第4話 ちゃんと努力した勇者

「暇だ……」


 あれから勇者が来ない。

 まあ、来ても死ぬのが目に見えているが来なければ来ないで俺が暇だ。


 暇なら街とか侵攻したらいいんじゃと思うがそれはできない。

 なぜなら俺の仕事はこのダンジョンのボスだからだ。

 ここにいて勇者をうちのめすのが役目、決して持ち場を離れるなどという職務違反は認められないのだ。


「とはいえ、暇すぎるな」


 棺に破壊された扉も綺麗に直したし、宝箱に松明も補充しておいた、出迎える準備はとうに万端なのである。

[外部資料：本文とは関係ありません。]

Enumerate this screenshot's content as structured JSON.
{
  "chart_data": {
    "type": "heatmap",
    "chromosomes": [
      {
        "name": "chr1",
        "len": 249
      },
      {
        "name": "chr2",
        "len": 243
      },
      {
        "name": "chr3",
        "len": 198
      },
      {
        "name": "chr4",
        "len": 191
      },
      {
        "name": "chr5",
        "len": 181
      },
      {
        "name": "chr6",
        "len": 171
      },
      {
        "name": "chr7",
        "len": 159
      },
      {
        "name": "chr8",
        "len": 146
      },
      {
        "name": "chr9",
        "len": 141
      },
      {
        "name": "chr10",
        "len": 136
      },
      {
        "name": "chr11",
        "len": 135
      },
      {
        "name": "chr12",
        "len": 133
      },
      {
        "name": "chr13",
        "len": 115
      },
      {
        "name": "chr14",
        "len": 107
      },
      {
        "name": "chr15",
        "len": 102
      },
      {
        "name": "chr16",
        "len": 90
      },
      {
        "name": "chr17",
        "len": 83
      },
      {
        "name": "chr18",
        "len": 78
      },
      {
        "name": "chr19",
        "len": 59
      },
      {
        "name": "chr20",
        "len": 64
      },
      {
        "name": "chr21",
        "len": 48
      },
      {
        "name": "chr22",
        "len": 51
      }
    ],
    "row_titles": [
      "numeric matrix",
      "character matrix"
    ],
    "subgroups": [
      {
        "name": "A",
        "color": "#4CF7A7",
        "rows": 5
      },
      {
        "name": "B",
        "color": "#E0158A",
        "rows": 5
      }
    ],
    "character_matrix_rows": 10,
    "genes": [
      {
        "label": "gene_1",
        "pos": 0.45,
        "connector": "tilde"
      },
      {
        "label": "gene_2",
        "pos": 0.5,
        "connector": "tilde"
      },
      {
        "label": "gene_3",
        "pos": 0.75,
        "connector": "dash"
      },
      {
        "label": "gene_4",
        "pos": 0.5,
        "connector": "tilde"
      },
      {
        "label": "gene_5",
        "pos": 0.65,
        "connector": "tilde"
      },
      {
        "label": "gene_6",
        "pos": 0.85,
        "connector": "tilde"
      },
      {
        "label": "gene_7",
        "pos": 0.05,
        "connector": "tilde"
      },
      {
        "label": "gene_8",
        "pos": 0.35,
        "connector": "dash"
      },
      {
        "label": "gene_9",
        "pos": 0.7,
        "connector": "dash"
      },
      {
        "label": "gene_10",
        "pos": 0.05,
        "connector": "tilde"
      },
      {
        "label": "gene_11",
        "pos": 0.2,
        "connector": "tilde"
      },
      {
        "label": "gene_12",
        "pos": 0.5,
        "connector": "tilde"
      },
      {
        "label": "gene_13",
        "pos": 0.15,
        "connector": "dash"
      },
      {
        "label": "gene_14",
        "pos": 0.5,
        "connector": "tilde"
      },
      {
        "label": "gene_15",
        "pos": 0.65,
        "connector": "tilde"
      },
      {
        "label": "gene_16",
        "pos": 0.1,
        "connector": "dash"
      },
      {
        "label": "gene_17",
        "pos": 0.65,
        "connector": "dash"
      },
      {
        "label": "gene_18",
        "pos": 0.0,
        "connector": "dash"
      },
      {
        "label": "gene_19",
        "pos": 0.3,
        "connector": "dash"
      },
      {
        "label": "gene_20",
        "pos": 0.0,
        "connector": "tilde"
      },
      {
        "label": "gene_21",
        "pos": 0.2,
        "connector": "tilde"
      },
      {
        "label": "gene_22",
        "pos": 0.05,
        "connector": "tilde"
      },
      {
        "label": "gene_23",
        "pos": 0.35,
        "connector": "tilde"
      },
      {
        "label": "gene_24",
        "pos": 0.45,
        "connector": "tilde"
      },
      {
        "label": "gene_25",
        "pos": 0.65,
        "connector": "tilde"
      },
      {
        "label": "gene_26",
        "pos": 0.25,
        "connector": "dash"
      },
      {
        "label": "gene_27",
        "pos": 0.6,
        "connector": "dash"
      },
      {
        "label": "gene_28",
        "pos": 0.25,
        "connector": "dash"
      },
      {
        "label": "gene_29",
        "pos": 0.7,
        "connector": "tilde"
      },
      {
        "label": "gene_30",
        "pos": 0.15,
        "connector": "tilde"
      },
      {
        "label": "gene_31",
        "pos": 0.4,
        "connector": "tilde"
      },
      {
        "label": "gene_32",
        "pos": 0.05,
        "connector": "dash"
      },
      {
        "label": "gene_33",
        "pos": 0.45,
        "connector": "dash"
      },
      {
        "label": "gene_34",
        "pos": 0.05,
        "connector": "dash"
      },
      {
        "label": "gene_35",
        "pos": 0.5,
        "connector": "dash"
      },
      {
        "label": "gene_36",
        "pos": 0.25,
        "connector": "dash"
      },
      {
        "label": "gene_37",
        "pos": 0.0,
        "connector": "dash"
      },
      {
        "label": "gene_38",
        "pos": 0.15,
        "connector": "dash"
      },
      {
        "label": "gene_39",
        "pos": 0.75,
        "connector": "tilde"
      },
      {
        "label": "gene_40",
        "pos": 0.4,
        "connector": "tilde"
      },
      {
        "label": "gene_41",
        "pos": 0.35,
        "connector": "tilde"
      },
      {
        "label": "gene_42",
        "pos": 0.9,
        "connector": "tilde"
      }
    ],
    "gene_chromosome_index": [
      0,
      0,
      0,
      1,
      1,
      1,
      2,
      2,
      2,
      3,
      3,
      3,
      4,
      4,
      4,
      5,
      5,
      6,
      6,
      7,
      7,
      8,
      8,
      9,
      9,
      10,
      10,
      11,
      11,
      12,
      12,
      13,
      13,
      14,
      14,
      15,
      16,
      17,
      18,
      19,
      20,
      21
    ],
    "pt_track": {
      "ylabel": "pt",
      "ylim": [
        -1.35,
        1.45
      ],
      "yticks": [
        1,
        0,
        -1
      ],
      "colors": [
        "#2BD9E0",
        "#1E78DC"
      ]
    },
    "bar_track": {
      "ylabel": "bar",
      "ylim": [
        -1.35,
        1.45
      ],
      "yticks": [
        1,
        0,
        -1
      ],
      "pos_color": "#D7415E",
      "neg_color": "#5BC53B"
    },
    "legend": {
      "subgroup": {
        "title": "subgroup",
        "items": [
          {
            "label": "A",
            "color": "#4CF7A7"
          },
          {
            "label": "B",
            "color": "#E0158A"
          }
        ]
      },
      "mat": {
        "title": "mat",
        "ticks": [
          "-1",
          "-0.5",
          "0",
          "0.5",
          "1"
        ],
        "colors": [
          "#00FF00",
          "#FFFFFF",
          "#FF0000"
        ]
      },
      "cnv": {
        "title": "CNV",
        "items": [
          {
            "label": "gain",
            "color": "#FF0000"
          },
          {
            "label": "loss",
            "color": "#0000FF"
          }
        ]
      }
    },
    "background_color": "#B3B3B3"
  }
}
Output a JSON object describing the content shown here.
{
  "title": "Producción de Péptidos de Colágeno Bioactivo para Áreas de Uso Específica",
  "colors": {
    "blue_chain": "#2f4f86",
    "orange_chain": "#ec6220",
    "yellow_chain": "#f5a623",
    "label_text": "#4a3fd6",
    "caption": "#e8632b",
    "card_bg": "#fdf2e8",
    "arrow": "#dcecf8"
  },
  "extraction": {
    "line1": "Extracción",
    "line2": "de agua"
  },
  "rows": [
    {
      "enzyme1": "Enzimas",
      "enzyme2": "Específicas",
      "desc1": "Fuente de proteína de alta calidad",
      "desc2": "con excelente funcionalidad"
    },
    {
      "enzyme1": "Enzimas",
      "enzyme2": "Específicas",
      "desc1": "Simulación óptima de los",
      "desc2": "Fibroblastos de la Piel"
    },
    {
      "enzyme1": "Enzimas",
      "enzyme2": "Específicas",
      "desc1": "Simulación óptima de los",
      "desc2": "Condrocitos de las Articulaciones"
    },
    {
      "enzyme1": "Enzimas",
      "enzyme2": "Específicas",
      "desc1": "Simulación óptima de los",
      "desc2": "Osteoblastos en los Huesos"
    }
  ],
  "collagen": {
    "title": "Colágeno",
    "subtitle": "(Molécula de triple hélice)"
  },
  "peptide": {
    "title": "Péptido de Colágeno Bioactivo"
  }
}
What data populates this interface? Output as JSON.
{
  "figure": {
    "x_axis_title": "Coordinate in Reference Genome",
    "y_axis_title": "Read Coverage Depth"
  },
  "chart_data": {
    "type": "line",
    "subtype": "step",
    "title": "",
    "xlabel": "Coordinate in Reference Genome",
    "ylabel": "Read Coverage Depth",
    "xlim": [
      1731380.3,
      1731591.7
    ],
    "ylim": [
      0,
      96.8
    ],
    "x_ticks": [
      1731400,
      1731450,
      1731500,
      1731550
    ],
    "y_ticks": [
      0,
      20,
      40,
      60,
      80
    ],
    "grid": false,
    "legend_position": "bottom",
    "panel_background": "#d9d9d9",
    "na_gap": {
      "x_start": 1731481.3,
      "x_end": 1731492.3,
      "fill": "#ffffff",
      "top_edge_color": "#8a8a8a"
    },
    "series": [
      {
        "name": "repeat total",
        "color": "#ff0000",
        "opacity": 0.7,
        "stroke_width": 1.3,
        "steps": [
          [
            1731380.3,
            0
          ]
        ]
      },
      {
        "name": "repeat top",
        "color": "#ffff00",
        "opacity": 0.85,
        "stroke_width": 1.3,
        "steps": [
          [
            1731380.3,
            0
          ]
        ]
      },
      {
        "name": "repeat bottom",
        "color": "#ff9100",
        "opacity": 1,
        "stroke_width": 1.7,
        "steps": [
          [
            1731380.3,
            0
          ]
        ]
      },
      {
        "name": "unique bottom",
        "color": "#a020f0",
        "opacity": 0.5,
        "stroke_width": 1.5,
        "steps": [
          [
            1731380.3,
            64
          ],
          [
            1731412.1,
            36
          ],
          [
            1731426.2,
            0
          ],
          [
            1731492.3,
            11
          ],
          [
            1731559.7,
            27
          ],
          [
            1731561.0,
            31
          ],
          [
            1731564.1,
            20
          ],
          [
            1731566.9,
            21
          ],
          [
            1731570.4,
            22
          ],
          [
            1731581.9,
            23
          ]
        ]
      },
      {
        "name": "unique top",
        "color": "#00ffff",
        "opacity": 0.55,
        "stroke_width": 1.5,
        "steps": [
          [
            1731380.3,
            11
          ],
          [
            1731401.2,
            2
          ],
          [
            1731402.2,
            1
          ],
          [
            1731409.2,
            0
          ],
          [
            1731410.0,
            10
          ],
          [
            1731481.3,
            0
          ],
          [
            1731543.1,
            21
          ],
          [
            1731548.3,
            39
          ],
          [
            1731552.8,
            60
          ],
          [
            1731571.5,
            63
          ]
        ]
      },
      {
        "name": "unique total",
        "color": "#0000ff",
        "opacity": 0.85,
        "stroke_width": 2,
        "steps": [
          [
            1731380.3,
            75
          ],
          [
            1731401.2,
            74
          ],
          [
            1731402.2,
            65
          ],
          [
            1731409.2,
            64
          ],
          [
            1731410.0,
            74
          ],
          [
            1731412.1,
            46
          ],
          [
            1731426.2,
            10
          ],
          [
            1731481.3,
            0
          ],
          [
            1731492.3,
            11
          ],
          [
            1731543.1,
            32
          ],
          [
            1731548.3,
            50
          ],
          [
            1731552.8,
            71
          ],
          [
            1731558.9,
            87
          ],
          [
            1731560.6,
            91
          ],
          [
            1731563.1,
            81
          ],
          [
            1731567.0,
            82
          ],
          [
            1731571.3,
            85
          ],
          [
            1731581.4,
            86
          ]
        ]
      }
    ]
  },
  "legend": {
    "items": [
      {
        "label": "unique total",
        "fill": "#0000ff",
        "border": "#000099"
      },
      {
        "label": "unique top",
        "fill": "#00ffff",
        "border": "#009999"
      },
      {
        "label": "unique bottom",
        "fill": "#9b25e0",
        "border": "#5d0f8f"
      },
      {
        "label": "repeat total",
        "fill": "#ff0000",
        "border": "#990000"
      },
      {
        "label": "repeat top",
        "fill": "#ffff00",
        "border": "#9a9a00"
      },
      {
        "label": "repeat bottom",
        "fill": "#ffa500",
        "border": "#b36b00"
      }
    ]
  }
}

 何もない無機質な洞窟の一室ですることと言えば、妄想と寝る事、歌を歌うことぐらいだ。


「ラララーラー、ララ〜――」


「今度こそ倒してみせますよ! って……」


「あ……」


 恥ずかしい、めっちゃ恥ずかしい。

 ノリノリで歌っているところに勇者が来やがった、何と言う間の悪さだ。


「え、えーと……あまり歌は上手じゃないんですね」


 いや、恥ずかしい、音痴なのバレた、めっちゃ恥ずかしい。


「ゔ、うん。また懲りずに殺されにきたか」


「あのー、カッコつけてもさっきの光景と歌声忘れませんよ」

 

 キーッ!! クソ! なんかムカつくな!

 弱いくせにイキがりよって!


「ん、よく見れば今回はまともな格好なんだな」


「あっ、気づきましたか? どうです? 街で手に入る最強の装備ですよ! カッコいいでしょ?」


 今回の勇者はきちんと剣をもち、体も鎖帷子くさびかたびらで守られている。

 頭の変な羽のついた帽子は正直ダサいが、本人が

いうのだから街では一番いいものなのだろう。


「この装備を手に入れるの凄く苦労したんですよ、そりゃもうスライムを何百体と倒しましたよ!」


「そうか、それはご苦労」


 それでこれだけ時間がかかったということだな。


「というか、あれ何体いるんですか? 倒しても倒しても全く減らないじゃないですか! びっくりですよ!」


 確かに魔物の数は倒しても全く総数が変わらない、しばらくするとすぐに元通りになるのだ。

 今まで気にしたことはなかったが確かに不思議だな。


「まあ、おかげでたっぷりレベル上げも装備も買えたので良いですけど!」


「ならよかった」


「というわけで、今日こそ勝たせて貰いますよ!」


「うむ、参れ」


 どれだけ強くなったか、見せてもらおうじゃないか!


「ヤァァァァァッ!!」


 うむ、前よりは様になっているじゃないか。


「くらえぇぇぇ!!!」


 だが、まだ動きも遅いし振りも弱い!


「――えっ? グヒァホァッ!!」


 剣はやはり俺の皮膚を斬れずにパキンッと折れ、間抜けな表情をする勇者の腹を俺の拳が防具ごと貫く。


 まだまだ全然足りないな。


 そして見慣れた棺がやはり勇者を連れて帰っていく、もうお前が俺と戦えよと思う。


「ハァ……暇だな……」


 この日、バカにされて悔しかった俺は声が枯れるまで歌を歌い続けた。